Page MenuHomePhabricator

Wikidata entity dumper keeps connecting to depooled host for really long time
Closed, ResolvedPublic

Description

I have depooled a replica in es5 to do maintenance and after an hour, there are still connections to it from the entity data dumper. That's the only maint script/dumper that still holds and keeps connecting to the depooled db after this time. This problem hinders DBAs ability to do maintenance (and more importantly primary switchovers are not getting reflected meaning the primary can get a lot of reads).

This is similar to T298485: MW scripts should reload the database config and a proper fix would be to reload config on the fly but at least (and as a quick measure), the dumper should not take this long, it should be split to smaller batches that take maybe an hour or less.

Event Timeline

Hm, this would be visible in the dump files, right? I remember noticing a while ago that the dump started with a subset of item IDs in ascending order, then eventually jumped back to the beginning and did another subset, and so on. If I understand correctly, this is because we run eight(?) dumpers in parallel, going through item IDs congruent 0-7 modulo 8 (or something like that – it might also be based on the page ID), and then we concatenate their results at the end (with some slight editing to fix up the JSON array syntax). If we increase the number of dumpers, the results will probably be listed in a different order.

Hm, this would be visible in the dump files, right?

I don't think so, maybe I'm missing your point.

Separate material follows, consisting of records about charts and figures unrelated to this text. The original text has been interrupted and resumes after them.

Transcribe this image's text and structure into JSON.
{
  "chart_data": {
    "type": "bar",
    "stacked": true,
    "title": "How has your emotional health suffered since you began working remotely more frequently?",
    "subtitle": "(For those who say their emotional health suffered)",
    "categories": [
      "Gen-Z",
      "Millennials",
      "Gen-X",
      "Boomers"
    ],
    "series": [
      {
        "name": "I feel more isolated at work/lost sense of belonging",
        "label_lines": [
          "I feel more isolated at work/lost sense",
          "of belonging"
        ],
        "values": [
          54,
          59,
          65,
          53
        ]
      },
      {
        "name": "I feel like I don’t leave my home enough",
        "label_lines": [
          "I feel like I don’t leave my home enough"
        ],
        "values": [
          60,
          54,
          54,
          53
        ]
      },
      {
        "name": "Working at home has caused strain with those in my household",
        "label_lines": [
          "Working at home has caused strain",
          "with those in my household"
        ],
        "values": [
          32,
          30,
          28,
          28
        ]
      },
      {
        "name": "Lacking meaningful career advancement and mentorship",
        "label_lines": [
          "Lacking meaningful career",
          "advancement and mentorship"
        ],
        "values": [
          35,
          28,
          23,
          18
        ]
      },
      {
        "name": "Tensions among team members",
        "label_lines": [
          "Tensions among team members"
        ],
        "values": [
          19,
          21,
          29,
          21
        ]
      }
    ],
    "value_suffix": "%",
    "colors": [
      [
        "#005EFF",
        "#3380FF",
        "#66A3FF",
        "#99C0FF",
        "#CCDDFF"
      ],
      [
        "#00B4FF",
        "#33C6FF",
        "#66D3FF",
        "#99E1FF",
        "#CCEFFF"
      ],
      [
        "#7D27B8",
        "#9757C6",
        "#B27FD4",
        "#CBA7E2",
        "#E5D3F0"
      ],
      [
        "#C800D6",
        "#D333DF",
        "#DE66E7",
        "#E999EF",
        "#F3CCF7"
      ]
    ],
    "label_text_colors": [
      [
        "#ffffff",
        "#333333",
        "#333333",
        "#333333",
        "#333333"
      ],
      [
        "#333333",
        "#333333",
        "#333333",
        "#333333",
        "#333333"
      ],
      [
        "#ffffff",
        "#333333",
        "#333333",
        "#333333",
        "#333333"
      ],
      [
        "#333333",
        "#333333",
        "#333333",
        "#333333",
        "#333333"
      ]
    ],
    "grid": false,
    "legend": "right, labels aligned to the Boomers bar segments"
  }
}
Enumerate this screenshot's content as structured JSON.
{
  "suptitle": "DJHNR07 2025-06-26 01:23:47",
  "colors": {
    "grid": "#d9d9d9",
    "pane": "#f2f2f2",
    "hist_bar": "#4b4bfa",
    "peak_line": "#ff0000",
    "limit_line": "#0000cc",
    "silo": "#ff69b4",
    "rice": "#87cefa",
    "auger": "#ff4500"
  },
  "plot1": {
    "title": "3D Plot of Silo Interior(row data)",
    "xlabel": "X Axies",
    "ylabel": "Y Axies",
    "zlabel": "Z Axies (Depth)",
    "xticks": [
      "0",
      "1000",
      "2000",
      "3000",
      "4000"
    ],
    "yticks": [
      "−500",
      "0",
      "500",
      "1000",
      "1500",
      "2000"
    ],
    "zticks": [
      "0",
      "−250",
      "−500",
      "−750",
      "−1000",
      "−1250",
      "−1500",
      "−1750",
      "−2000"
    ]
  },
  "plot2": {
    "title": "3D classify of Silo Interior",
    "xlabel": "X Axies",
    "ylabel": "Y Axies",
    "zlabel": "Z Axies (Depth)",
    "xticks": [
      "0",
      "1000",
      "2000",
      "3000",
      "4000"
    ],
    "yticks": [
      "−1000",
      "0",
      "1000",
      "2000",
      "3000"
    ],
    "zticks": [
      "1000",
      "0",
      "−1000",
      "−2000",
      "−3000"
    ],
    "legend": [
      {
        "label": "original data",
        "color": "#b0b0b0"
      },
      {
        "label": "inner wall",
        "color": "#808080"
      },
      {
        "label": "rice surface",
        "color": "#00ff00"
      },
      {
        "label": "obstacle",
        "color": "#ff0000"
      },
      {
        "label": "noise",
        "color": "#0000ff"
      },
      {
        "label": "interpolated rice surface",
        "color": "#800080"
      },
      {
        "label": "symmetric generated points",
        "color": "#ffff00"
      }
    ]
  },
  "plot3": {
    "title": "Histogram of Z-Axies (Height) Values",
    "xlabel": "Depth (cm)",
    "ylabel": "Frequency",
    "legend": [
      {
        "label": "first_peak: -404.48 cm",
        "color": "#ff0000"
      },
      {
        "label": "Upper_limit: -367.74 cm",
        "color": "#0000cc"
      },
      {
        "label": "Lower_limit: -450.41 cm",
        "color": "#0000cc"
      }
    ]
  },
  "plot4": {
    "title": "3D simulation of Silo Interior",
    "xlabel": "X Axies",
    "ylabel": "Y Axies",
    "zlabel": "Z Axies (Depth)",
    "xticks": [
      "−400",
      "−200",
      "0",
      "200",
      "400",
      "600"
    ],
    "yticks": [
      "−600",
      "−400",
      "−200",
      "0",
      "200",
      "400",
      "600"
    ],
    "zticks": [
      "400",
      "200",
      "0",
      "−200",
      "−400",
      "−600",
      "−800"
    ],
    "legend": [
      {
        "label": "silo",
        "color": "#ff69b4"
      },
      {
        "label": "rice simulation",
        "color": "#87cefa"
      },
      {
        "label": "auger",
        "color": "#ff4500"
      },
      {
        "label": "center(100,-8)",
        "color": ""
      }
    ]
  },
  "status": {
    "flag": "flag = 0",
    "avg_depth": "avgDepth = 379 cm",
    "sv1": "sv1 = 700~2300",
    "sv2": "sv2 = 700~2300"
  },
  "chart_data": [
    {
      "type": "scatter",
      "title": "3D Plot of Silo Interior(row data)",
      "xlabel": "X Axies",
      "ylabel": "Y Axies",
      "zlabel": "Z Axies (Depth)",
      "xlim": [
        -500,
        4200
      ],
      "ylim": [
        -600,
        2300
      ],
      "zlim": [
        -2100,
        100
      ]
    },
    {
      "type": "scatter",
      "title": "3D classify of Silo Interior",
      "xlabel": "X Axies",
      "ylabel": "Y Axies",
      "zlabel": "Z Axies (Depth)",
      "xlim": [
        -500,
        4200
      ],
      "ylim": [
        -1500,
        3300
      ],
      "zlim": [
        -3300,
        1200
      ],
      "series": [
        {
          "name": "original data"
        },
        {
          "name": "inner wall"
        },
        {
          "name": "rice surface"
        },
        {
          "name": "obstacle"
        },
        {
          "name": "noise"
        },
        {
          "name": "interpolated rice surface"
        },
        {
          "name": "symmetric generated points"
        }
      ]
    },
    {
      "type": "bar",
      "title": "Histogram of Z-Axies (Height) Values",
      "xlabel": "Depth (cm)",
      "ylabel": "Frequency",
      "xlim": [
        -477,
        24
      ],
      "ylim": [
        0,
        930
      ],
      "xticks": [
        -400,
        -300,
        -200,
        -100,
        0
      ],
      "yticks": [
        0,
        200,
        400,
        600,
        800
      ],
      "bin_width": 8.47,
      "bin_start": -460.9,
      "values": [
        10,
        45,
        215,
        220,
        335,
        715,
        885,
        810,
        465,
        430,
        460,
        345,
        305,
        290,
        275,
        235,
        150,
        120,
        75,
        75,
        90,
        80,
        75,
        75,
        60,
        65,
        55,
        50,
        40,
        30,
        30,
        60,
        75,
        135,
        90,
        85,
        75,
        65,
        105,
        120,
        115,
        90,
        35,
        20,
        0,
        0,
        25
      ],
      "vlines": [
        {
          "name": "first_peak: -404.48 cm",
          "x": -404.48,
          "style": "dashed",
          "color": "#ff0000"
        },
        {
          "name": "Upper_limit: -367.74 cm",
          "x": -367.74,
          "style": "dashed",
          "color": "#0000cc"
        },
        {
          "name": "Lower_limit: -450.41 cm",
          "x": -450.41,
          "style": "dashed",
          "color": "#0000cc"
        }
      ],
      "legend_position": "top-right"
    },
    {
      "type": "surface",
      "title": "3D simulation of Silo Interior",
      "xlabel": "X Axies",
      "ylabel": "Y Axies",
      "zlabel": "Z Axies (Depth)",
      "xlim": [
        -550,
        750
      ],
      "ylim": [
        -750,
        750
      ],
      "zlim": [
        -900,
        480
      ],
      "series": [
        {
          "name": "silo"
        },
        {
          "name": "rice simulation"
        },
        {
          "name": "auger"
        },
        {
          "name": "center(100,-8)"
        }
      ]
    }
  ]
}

what it should be as something along the lines of other dumpers, short period of time and then picking it up from where it was left off. So after doing maybe 1000 items, it can exit and signal the last item id it was done, then the runner picks it up and start from that item id and run the script again concatenating to the same file. It doesn't need to change anything in file structure of the file or concurrency of the jobs.

Okay, that makes sense. So we’d have the same number of dumpers running in parallel, each of them sequentially running through its segment of the item IDs with periodic restarts.

I'll have a look soon (probably in early March, as I'm away-ish now).

Today, I was trying to upgrade s8 to bullseye and I can't depool any host, they all ended up with lingering connections from snapshot1011.eqiad.wmnet. Can you in the meantime tell me when this script is being ran? so I avoid that time.

Mentioned in SAL (#wikimedia-operations) [2022-03-02T08:02:20Z] <Amir1> killing all entity dumpers of wikidata in snapshot1008 (T300255)

I'm sorry but I just killed all rdf and json dumper that kept connecting to depooled s8 db I needed to do maintenance on. Please assume this week's dump is failed.

If the DBAs are going to kill our dumps over this then I assume finding a solution must be high priority.

Change 768032 had a related patch set uploaded (by Hoo man; author: Hoo man):

[operations/puppet@production] Wikibase dumps: Lower batch size (reduce run time)

https://gerrit.wikimedia.org/r/768032

Change 768032 merged by Ladsgroup:

[operations/puppet@production] Wikibase dumps: Lower batch size (reduce run time)

https://gerrit.wikimedia.org/r/768032

I don’t think we can verify this, let’s just assume it’s working better now unless we hear otherwise from the DBAs.